Badan Eksekutif Mahasiswa (BEM) Fakultas Hukum (FH) Universitas Hasanuddin (Unhas) berkerja sama dengan Lembaga Bantuan Hukum (LBH) Makassar mengadakan diskusi publik bertajuk “Praktik Otoritarianisme melalui Rancangan Kitab Undang-Undang Hukum Acara Pidana (R-KUHAP)”. Agenda berlangsung di Danau Unhas, Senin (28/07).
Kegiatan ini menghadirkan Dosen FH Unhas, Fajlurrahman Jurdi SH MH sebagai narasumber. Dalam kesempatannya, ia mengatakan R-KUHAP akan menjadi alat pemukul yang paling berbahaya bagi masyarakat jika tidak dikontrol dengan baik.

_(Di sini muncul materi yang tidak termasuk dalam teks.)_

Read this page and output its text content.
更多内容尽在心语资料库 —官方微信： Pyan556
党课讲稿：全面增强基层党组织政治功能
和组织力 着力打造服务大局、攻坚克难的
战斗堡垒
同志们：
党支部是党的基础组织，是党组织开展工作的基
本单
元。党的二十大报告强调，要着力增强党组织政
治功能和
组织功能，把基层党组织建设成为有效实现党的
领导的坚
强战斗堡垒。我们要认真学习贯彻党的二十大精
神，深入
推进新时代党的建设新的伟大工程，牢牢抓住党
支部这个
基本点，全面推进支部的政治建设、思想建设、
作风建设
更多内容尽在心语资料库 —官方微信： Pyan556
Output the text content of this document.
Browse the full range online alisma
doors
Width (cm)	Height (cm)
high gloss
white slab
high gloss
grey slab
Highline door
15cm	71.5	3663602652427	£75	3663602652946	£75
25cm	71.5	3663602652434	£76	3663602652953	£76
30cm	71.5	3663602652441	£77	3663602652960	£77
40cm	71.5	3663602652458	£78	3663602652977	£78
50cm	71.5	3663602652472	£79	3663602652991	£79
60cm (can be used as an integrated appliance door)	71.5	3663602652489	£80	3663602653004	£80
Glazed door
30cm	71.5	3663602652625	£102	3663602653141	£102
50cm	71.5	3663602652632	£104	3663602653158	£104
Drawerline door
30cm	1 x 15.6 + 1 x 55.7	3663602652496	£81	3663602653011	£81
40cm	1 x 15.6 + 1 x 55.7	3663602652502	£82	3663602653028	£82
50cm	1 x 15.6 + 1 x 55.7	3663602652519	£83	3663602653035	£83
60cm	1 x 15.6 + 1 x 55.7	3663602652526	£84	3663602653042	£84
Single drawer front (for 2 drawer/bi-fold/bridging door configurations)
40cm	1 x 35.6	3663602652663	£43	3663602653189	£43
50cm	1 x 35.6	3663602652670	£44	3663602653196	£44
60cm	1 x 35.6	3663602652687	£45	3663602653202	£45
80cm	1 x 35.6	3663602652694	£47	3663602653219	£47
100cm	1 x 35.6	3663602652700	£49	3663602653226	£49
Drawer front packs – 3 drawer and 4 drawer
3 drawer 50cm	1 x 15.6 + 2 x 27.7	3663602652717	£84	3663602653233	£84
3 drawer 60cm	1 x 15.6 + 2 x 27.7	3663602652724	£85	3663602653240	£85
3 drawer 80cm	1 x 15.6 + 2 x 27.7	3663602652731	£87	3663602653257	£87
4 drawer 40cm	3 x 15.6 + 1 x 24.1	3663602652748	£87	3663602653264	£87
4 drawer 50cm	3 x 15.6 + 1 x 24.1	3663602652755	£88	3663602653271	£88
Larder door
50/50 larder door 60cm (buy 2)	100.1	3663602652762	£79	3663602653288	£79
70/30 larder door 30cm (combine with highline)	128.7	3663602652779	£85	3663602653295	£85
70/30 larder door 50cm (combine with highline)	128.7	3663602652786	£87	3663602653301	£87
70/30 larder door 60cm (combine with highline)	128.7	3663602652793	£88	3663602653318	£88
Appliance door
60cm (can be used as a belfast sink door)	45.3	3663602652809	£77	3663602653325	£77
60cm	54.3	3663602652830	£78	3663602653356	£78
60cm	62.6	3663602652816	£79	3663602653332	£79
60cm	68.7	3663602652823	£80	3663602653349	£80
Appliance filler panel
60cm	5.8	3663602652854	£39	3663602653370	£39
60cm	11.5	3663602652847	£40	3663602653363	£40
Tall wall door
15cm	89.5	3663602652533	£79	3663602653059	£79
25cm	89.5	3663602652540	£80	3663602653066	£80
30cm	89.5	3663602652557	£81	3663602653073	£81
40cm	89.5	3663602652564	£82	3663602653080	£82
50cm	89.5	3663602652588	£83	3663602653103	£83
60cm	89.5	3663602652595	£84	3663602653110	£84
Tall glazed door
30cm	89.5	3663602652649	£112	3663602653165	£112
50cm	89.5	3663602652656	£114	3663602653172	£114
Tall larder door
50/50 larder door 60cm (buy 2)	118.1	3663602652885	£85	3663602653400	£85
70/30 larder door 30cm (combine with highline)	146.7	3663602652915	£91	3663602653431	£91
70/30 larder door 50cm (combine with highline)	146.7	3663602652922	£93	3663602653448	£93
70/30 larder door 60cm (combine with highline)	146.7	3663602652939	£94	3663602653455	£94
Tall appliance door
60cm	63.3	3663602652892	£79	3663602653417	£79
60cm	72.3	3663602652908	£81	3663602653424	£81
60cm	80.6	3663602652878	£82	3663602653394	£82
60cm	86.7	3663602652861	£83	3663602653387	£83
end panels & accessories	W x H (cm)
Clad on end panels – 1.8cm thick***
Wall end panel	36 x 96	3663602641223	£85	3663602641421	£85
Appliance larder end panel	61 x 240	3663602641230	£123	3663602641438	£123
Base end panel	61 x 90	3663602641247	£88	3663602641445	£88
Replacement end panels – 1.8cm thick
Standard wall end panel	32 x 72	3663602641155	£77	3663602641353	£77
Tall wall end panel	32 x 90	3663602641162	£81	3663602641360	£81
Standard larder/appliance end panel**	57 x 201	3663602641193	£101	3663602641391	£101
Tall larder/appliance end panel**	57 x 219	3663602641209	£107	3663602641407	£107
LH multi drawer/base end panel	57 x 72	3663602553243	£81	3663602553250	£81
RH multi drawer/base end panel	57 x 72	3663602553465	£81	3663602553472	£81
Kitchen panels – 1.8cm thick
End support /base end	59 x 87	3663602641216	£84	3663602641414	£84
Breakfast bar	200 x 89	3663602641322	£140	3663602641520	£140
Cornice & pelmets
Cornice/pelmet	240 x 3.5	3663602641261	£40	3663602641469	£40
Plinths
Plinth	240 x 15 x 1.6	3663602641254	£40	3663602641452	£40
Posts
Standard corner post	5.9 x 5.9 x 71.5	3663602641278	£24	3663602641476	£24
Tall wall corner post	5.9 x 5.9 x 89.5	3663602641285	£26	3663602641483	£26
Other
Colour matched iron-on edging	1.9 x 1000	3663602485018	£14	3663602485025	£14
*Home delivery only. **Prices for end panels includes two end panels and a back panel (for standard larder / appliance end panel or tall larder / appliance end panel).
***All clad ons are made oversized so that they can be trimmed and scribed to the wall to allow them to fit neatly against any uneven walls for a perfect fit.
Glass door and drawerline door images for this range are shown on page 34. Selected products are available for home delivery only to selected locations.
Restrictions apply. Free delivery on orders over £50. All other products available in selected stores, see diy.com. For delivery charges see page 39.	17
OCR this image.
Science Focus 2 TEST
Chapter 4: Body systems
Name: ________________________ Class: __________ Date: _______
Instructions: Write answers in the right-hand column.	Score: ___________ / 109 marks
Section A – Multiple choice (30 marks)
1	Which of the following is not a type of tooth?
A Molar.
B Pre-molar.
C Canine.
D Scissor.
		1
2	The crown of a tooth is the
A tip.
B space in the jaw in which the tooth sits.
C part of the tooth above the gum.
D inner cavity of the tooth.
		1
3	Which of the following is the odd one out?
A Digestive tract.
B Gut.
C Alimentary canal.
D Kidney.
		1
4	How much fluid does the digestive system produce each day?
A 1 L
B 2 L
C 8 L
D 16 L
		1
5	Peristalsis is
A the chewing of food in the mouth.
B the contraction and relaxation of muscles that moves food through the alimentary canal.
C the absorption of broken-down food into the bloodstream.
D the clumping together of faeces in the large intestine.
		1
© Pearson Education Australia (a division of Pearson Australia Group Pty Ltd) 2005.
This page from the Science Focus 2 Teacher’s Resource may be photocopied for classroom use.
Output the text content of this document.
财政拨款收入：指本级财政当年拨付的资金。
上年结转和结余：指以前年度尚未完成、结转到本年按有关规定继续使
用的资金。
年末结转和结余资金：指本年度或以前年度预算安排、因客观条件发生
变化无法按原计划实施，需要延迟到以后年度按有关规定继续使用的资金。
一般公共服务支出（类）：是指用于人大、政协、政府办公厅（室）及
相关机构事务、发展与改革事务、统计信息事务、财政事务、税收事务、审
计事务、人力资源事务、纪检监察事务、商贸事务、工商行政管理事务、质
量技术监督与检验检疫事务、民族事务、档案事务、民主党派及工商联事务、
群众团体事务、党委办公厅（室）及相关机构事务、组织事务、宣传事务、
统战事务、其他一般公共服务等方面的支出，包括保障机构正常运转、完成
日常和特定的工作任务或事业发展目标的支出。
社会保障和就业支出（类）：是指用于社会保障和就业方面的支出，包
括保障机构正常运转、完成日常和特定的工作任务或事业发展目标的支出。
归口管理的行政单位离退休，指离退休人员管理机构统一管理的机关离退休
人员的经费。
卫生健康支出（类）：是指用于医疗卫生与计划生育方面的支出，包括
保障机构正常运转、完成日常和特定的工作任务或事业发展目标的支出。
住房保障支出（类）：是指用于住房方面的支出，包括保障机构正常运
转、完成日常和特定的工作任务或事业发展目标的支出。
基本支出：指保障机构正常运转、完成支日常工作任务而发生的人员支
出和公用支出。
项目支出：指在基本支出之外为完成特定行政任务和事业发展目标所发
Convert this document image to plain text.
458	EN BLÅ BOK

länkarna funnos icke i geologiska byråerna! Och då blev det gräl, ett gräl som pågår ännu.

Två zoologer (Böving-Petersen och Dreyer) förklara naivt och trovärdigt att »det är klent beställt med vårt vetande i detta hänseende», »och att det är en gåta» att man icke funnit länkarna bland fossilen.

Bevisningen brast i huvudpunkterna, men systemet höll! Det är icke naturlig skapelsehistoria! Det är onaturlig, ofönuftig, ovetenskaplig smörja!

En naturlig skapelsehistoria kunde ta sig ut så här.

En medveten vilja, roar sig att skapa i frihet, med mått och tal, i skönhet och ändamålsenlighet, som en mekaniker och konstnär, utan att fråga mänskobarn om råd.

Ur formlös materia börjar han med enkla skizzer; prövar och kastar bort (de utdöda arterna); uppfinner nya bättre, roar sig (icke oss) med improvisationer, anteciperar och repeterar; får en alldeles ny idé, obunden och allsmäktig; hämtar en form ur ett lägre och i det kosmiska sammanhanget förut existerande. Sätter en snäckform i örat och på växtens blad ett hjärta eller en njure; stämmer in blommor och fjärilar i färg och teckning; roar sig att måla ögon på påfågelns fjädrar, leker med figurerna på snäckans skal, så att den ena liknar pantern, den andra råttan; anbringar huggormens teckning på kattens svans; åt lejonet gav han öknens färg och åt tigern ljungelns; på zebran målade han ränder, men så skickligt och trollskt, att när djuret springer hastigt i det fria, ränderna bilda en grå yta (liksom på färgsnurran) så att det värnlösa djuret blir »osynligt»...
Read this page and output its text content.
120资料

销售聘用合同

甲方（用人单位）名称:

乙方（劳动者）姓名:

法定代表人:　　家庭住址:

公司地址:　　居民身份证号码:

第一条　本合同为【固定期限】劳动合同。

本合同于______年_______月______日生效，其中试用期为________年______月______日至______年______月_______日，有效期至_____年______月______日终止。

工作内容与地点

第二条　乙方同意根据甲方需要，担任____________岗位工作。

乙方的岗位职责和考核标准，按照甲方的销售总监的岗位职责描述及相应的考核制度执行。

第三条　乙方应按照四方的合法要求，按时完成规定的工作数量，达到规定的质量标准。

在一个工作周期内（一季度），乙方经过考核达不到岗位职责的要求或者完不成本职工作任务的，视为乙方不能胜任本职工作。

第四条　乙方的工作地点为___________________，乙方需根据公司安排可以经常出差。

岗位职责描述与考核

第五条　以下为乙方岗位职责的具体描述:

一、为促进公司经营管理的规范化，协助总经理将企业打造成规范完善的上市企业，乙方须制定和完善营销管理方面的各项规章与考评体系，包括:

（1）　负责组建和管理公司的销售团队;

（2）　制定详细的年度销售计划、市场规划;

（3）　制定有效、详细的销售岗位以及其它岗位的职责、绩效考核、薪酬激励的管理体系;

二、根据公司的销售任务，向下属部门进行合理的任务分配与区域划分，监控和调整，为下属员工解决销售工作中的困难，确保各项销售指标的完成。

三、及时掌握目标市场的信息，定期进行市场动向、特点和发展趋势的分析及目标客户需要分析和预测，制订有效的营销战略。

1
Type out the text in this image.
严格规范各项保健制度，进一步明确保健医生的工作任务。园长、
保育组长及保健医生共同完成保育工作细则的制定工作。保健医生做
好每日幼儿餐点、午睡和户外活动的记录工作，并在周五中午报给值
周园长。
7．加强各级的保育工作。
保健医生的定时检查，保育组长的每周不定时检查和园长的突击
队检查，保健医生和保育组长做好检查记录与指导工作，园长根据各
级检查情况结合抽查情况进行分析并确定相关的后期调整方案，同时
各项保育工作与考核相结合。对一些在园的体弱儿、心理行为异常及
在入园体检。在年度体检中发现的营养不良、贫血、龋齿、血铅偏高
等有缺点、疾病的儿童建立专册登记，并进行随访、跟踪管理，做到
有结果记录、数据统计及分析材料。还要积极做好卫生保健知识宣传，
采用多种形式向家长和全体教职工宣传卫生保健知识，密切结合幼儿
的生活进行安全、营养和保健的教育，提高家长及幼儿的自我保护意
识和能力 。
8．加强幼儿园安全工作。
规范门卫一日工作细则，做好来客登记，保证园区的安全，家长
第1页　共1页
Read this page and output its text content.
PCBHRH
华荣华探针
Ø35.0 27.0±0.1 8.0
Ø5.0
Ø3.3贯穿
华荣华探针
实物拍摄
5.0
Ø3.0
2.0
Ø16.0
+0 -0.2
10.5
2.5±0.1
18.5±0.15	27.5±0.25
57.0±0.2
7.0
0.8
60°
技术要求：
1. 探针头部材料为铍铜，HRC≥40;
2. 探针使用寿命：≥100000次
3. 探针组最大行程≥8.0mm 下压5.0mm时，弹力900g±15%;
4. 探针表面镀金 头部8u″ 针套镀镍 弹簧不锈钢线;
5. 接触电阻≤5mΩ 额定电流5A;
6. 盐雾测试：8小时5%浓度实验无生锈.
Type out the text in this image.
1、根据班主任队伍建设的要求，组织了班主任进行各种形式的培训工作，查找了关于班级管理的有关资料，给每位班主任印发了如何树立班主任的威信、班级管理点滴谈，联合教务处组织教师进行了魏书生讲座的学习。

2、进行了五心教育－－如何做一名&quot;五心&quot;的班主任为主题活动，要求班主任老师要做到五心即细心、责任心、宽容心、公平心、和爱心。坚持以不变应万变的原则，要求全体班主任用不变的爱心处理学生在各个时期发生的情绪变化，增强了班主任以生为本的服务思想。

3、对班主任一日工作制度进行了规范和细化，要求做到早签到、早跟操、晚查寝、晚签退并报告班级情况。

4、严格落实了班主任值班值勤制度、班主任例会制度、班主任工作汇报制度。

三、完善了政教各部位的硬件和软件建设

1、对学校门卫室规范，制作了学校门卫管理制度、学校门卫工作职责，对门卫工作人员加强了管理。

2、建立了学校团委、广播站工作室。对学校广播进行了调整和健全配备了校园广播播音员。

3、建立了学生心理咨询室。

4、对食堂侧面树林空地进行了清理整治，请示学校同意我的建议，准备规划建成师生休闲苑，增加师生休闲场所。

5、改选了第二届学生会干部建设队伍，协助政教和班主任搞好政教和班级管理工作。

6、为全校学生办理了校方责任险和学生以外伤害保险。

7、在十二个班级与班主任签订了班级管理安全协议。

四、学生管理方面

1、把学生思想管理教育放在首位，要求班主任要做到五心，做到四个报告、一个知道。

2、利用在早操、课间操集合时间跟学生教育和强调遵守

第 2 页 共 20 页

“Ada pasal-pasal yang memungkinkan penegak hukum untuk mengambil kita tanpa proses hukum,” ungkapnya.
Selanjutnya, ia memaparkan prinsip pemikiran dari negara kekuasaan yang digunakan. Ia memberikan sebuah contoh berupa pembakaran rumah, setelah rumah hangus terbakar dan pemilik merasa keberatan, maka masalah tersebut dapat di proses di pengadilan. Menurutnya, konsep ini bukan pemikiran negara hukum.
Lebih lanjut, Ketua Pusat Kajian Kejaksaan FH Unhas itu mengutarakan terkait kesalahan dalam tafsir hukum. Ia menjelaskan terdapat sebuah kasus yang mempunyai keterkaitan peristiwa dan pasal yang sama, namun memiliki hasil akhir putusan yang berbeda.
Di samping itu, ia menerangkan mengenai konsep era sekarang yang telah memasuki zaman demokrasi. Menurutnya, zaman ini lebih mengedepankan diskusi secara deliberatif, yakni komunikasi untuk mencapai pengambilan keputusan melalui pertukaran ide, argumen, dan pertimbangan berbagai perspektif.
Sebagai penutup, Fajlurrahman menuturkan mengenai konsep sebenarnya dari demokrasi. Dalam hal ini, citra diri demokrasi merupakan masyarakat sipil yang memiliki peran aktif terhadap negara.
“Suara rakyat adalah suara tuhan, jika suara tuhan itu dibajak oleh para penguasa, maka matilah demokrasi dan selesailah kita,” pungkasnya.